My initial feeling is that I should shut it down in the spring, take it completely apart and try to find a local welder who can either build me a new outer jacket, or repair the old one.  I have a feeling that the water jacket is shot, however, and a new one would be the only solution.  It would probably still cost me a few thousand dollars, but it's cheaper than a new OWB.  Of course, I still have to worry that the rest of the system can crap out on me at any time.

On the other hand, because I live in Vermont, I am required to install an EPA Phase 2-certified boiler if I upgrade.  I like the idea that I may be able to cut down on my wood use, especially since I just built a new 800-sf 2-story garage and was hoping to heat that with wood as well.  Unfortunately, with the current system, there's no way I'd be able to keep up.

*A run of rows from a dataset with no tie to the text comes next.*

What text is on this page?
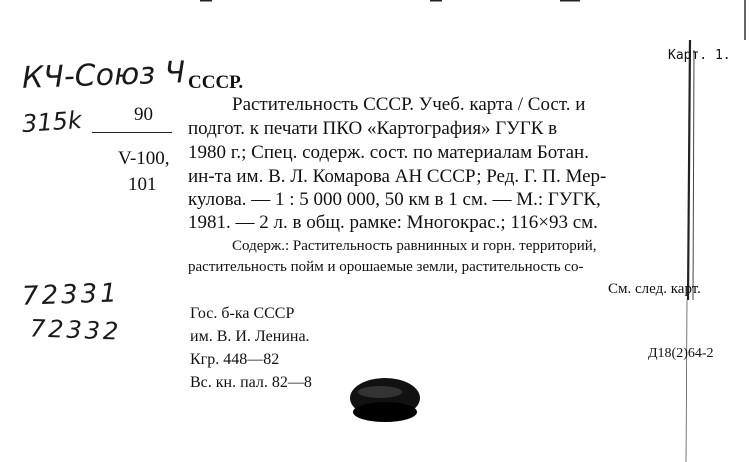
Карт. 1.
КЧ-Союз Ч
315k
72331
72332
90
V-100,
101
СССР.
Растительность СССР. Учеб. карта / Сост. и
подгот. к печати ПКО «Картография» ГУГК в
1980 г.; Спец. содерж. сост. по материалам Ботан.
ин-та им. В. Л. Комарова АН СССР; Ред. Г. П. Мер-
кулова. — 1 : 5 000 000, 50 км в 1 см. — М.: ГУГК,
1981. — 2 л. в общ. рамке: Многокрас.; 116×93 см.
Содерж.: Растительность равнинных и горн. территорий,
растительность пойм и орошаемые земли, растительность со-
См. след. карт.
Гос. б-ка СССР
им. В. И. Ленина.
Кгр. 448—82
Вс. кн. пал. 82—8
Д18(2)64-2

So, unless you guys can convince me that fixing up my old Central would be a better idea, I think I will be looking for a new OWB/OWF in the spring and would like some feedback from users here on what they think would be a good solution for me (what I should be looking at).  I've looked at websites from P&M, Central, Heatmaster SS, and Heatmor.  I have a Heatmor dealer fairly local, although he is nearly impossible to find open, my Central Boiler Dealer is about 25 miles away and is decent but only wants to sell parts and does not offer any kind of service.  I don't know where anyone else might be located.  I would like to see anything that I am considering, in operation, before I purchase it.